The Hang Seng Index is an indicator of changes in the Hong Kong stock market, and it is also a widely watched index in Asia. At the same time, it is also widely used as a standard to measure the performance of funds. The Hang Seng Index is calculated by the weighted capital market value method. The constituent stocks belong to four sub-indices of industry and commerce, finance, real estate and public utilities respectively. The impact of a stock price change on the Hang Seng Index depends on the market value of the company. Stocks with higher market value have greater influence on the fluctuation of Hang Seng Index than stocks with lower market value. In view of the increasing concern of the Hong Kong stock market and the increasing demand for related hedging instruments, the Hong Kong Futures Exchange launched the Hang Seng Index futures contract as early as May 1986.
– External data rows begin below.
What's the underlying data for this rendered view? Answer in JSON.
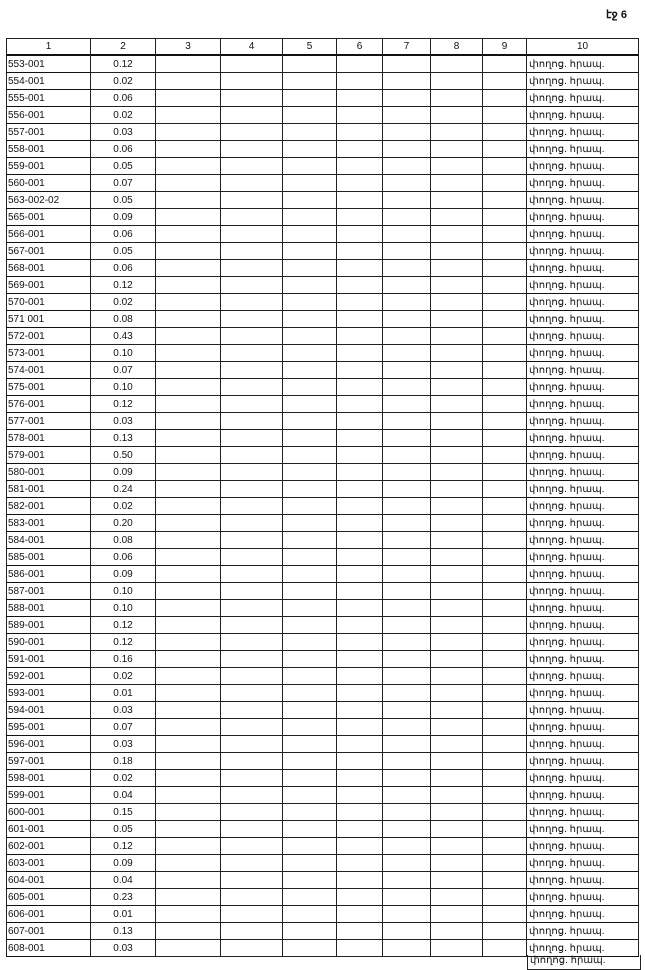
{
  "page_label": "էջ 6",
  "columns": [
    "1",
    "2",
    "3",
    "4",
    "5",
    "6",
    "7",
    "8",
    "9",
    "10"
  ],
  "street_label": "փողոց. հրապ.",
  "rows": [
    [
      "553-001",
      "0.12"
    ],
    [
      "554-001",
      "0.02"
    ],
    [
      "555-001",
      "0.06"
    ],
    [
      "556-001",
      "0.02"
    ],
    [
      "557-001",
      "0.03"
    ],
    [
      "558-001",
      "0.06"
    ],
    [
      "559-001",
      "0.05"
    ],
    [
      "560-001",
      "0.07"
    ],
    [
      "563-002-02",
      "0.05"
    ],
    [
      "565-001",
      "0.09"
    ],
    [
      "566-001",
      "0.06"
    ],
    [
      "567-001",
      "0.05"
    ],
    [
      "568-001",
      "0.06"
    ],
    [
      "569-001",
      "0.12"
    ],
    [
      "570-001",
      "0.02"
    ],
    [
      "571 001",
      "0.08"
    ],
    [
      "572-001",
      "0.43"
    ],
    [
      "573-001",
      "0.10"
    ],
    [
      "574-001",
      "0.07"
    ],
    [
      "575-001",
      "0.10"
    ],
    [
      "576-001",
      "0.12"
    ],
    [
      "577-001",
      "0.03"
    ],
    [
      "578-001",
      "0.13"
    ],
    [
      "579-001",
      "0.50"
    ],
    [
      "580-001",
      "0.09"
    ],
    [
      "581-001",
      "0.24"
    ],
    [
      "582-001",
      "0.02"
    ],
    [
      "583-001",
      "0.20"
    ],
    [
      "584-001",
      "0.08"
    ],
    [
      "585-001",
      "0.06"
    ],
    [
      "586-001",
      "0.09"
    ],
    [
      "587-001",
      "0.10"
    ],
    [
      "588-001",
      "0.10"
    ],
    [
      "589-001",
      "0.12"
    ],
    [
      "590-001",
      "0.12"
    ],
    [
      "591-001",
      "0.16"
    ],
    [
      "592-001",
      "0.02"
    ],
    [
      "593-001",
      "0.01"
    ],
    [
      "594-001",
      "0.03"
    ],
    [
      "595-001",
      "0.07"
    ],
    [
      "596-001",
      "0.03"
    ],
    [
      "597-001",
      "0.18"
    ],
    [
      "598-001",
      "0.02"
    ],
    [
      "599-001",
      "0.04"
    ],
    [
      "600-001",
      "0.15"
    ],
    [
      "601-001",
      "0.05"
    ],
    [
      "602-001",
      "0.12"
    ],
    [
      "603-001",
      "0.09"
    ],
    [
      "604-001",
      "0.04"
    ],
    [
      "605-001",
      "0.23"
    ],
    [
      "606-001",
      "0.01"
    ],
    [
      "607-001",
      "0.13"
    ],
    [
      "608-001",
      "0.03"
    ]
  ]
}
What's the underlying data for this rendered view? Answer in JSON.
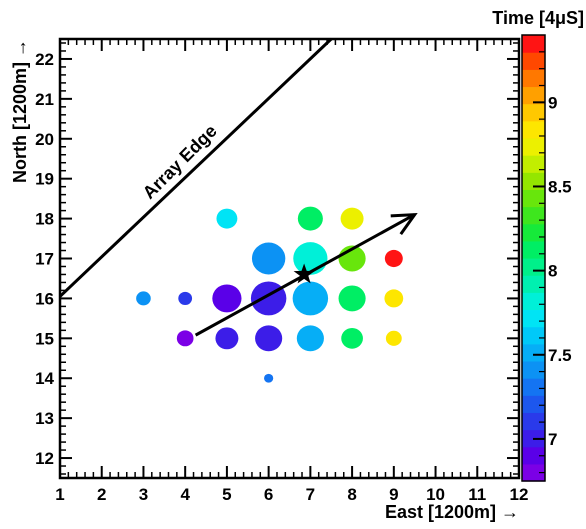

Operating instructions usually include:
1, market price buying: buy multiple orders at the current market transaction price (buy up).
2. Selling at market price: selling an empty bill at the current transaction price in the market (buying down).
3. Buy at a limited price, sell at a limited price: both are win-stopping passwords, and buy at a limited price; Is a no-win password set relative to a short order (sold at the market price). Sales at the same price limit; Compared with multi-hand buying (buying at market price), this is a password with no chance of winning.
4. purchase restriction; Reverse price limit selling: these two are stop-loss passwords, which restrict buying; Is a stop-loss password relative to a short order (sold at the market price). Similarly, it is limited to selling; It is a stop-loss password relative to buying more hands (buying at market price).